When they were almost at the top they heard the watchmen going their rounds on the wall above. As they clanked along so close above, each man pressed himself against the face of the rock, keeping as still as possible, scarcely daring even to breathe.
Suddenly the guards stopped and looked over the wall. One of them, thinking to have a jest with his comrades, picked up a loose stone, and throwing it over the cliff, cried out, 'Aha, I see you well!'
For one horrible moment, Randolph believed himself to be discovered, but not a man moved. The stone crashed down and down, bounding from rock to rock, till it reached the bottom far below. Then all was still again, and with a laugh the sentry moved on. He had had his jest, he had frightened his companions for a moment. But he little knew how fast he had made thirty hearts beat. He little knew that just below him thirty men clung motionless to the rock, every moment expecting discovery and death.
As soon as the sentries moved away, the men began their climb again, and a few minutes later the top was reached. The ladders were quickly fixed, and the men sprang over the wall. Except for the watchmen, the whole garrison were asleep, and before they had time to rise and arm themselves, the castle was taken.
Thus in one way or another, castle after castle fell into the hands of Bruce. From town after town the English were driven out, until hardly one remained to them, except Stirling, and that was sore beset by Edward Bruce.
At last the Governor of Stirling, seeing that he could not hold out much longer, made a bargain with him. He promised to yield the castle, if by midsummer the King of England did not come to his aid.
To this Edward Bruce agreed. But King Robert was angry when he heard what bargain his brother had made. To fight a great battle against the whole force of the English army was just what he did not want to do, and to give Edward of England nearly a year in which to make ready seemed to Bruce, true knight though he was, to allow the enemy too great an advantage.
'Let Edward bring every man he has,' said Edward Bruce, 'and we will fight them, ay even if they were more.'
'So be it, brother,' said King Robert. 'Since so we must, we will manfully abide battle, and let us gather all who love us and greatly care for the freedom of Scotland, to come and fight against Edward.'
Edward II. was a weak and changeable king, not wise and brave as his father had been.

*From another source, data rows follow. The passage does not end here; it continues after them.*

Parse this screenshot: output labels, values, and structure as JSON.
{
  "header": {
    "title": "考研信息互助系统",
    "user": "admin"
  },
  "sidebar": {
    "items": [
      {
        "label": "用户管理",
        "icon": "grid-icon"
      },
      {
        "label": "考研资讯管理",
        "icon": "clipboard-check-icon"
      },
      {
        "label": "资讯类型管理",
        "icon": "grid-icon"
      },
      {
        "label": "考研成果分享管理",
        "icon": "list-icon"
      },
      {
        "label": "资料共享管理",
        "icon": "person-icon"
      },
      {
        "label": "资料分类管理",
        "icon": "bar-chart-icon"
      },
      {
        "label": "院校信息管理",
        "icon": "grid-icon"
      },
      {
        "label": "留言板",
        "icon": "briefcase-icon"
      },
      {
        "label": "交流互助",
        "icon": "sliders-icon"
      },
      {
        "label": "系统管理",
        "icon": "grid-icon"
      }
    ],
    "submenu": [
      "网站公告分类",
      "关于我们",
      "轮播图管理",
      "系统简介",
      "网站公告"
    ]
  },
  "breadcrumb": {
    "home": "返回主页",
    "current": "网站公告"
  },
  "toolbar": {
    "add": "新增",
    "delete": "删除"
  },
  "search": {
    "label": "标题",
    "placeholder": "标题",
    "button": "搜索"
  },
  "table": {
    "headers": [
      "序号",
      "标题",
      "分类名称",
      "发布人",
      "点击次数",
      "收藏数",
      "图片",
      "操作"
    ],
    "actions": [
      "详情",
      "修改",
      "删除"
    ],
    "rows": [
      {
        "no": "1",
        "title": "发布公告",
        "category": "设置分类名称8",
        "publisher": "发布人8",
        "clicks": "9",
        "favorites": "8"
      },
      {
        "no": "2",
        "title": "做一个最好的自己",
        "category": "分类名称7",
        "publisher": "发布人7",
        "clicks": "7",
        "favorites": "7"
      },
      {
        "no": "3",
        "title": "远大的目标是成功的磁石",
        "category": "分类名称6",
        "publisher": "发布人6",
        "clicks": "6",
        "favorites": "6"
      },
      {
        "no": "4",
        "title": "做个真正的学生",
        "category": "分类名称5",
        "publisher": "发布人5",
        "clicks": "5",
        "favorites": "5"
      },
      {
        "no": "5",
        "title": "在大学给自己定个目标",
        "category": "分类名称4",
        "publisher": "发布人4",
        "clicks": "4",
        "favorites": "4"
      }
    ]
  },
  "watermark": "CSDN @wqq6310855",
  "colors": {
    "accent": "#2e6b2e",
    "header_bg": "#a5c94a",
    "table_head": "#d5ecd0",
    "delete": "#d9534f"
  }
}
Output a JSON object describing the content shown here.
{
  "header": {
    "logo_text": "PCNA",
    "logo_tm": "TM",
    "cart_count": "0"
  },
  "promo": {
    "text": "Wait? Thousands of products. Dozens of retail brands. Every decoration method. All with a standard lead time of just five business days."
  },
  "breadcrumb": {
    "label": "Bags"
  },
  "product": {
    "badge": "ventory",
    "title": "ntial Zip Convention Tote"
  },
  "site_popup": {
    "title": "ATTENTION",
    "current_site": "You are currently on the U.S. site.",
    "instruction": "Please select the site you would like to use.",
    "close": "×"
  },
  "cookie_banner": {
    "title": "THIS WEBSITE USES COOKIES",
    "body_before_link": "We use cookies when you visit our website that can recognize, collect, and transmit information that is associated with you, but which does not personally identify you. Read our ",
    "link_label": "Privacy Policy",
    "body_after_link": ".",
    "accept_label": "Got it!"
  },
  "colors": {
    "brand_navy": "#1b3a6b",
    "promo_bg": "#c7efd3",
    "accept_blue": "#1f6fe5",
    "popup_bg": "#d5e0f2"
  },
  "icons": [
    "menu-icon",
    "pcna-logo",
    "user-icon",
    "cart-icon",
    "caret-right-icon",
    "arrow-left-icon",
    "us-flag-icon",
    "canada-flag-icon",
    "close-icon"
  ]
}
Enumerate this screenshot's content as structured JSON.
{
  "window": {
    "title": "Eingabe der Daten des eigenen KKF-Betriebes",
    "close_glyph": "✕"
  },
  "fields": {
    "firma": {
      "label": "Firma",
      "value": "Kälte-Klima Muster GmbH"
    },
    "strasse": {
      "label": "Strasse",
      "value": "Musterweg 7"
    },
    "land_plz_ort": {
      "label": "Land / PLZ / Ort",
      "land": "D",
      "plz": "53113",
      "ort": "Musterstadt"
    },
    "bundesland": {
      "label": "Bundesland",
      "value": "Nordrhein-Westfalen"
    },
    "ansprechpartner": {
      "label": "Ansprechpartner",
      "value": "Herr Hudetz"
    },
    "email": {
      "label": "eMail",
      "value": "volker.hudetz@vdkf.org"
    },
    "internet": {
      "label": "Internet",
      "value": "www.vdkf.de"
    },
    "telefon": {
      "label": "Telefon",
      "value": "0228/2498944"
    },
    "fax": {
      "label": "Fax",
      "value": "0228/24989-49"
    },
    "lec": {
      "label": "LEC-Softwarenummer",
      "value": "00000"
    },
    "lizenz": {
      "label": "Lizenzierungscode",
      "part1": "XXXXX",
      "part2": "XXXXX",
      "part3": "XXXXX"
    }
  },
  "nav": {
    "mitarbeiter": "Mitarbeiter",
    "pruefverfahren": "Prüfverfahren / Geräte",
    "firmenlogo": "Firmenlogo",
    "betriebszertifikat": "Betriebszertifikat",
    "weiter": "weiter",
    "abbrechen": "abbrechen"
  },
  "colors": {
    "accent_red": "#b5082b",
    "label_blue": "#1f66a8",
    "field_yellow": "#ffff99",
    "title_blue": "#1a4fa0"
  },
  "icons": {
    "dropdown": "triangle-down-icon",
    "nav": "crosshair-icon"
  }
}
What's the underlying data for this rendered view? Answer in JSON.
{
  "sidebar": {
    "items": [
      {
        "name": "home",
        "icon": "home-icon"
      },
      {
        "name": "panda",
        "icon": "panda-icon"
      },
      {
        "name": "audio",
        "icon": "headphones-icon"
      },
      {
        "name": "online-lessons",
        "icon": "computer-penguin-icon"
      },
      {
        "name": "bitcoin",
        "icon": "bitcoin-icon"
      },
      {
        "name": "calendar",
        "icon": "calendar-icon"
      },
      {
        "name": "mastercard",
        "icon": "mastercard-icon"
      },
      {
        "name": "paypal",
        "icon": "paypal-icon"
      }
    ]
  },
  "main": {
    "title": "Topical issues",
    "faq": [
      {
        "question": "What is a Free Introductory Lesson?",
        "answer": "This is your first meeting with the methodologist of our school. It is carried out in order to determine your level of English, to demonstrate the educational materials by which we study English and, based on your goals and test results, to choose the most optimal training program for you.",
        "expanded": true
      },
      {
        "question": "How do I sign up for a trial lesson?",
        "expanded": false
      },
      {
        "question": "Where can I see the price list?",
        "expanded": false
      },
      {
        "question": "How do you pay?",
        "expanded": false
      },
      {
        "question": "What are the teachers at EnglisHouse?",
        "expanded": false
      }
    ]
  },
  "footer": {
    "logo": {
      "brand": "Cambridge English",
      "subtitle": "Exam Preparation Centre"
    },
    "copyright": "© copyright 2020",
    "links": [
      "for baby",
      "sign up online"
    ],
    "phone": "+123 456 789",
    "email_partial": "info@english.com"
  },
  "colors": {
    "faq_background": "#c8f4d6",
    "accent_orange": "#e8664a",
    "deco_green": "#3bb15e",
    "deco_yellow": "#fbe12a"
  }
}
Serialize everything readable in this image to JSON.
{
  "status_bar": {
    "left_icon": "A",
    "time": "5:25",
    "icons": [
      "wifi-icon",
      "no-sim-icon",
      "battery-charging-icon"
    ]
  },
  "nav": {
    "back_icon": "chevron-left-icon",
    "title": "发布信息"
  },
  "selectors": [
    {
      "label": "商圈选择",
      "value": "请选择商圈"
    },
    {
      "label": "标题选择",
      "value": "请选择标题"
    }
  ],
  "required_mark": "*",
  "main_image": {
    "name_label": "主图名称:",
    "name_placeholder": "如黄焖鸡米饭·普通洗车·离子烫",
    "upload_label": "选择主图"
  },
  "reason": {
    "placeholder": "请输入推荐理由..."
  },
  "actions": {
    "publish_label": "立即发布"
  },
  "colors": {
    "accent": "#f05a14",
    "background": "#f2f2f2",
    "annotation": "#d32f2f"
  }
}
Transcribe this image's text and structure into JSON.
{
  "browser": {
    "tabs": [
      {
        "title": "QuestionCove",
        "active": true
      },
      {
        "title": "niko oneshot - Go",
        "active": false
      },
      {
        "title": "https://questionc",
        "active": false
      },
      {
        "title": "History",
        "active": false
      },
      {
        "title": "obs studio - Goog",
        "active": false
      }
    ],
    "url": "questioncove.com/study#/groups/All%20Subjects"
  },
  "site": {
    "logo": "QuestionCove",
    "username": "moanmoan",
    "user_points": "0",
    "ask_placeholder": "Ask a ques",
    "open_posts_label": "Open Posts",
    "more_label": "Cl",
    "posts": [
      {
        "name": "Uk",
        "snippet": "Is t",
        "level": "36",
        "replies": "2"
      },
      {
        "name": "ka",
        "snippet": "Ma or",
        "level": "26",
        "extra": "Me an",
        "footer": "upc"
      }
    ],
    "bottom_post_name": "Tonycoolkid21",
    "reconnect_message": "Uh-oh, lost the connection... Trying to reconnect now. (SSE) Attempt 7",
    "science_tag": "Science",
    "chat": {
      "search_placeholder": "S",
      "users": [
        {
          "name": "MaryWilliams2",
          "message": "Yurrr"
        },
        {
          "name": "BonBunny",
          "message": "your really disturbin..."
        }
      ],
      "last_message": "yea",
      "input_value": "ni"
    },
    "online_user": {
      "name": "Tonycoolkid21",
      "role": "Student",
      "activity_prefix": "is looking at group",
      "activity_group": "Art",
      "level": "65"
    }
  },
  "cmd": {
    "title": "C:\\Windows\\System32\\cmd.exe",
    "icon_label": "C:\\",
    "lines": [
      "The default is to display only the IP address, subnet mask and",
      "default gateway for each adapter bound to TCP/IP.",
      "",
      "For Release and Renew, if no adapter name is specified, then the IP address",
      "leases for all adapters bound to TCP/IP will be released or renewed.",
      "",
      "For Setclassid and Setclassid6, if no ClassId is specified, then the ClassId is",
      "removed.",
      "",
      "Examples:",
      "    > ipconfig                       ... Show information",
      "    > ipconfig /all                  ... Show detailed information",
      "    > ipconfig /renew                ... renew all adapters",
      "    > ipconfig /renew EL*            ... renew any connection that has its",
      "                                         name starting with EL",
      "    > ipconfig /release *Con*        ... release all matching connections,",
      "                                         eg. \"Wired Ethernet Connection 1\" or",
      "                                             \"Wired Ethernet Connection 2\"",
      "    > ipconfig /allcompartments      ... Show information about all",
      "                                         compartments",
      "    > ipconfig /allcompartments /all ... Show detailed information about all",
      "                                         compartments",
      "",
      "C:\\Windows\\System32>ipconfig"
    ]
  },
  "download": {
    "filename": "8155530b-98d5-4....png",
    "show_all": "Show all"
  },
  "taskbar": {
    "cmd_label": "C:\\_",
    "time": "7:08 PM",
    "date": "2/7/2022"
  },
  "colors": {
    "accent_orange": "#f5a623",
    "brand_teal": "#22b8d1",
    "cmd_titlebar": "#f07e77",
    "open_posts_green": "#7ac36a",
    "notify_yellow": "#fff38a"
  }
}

How changeable he was, you may know from the fact that he appointed six different governors for Scotland in one year,—not that it was much use appointing governors at all over a country which refused to acknowledge them.
Edward II. was weak, and he was easily led by favourites. He often quarrelled with his barons and nobles, but now they and their men gladly joined him against Scotland. Never, even in the gallant days of Edward I., had such a knightly army poured over the Border. From all his dominions Edward called his followers,—from France, from Wales, from Ireland.
"Many a worthy man and wight,
And many an armour gaily dight,
And many a sturdy champing steed,
Arrayed well in richest weed,
Many helmets and halbergeons,
Shields and spears and pennons,
And so many a comely knight
That it seemed that in the fight
They should vanquish the world all whole.
Why should I make so long my tale?
"The sun was bright and shining clear,
And armours that all burnished were
So shone in the sun's beam
That all the land was in a flame.
Banners right fairly glowing,
And pennons to the wind were flowing."
On they marched through a deserted country, watched only by sad-eyed women, who, as they saw the mighty host roll on, prayed and trembled for their husbands and brothers and fathers who were gathered at Stirling to oppose the foe.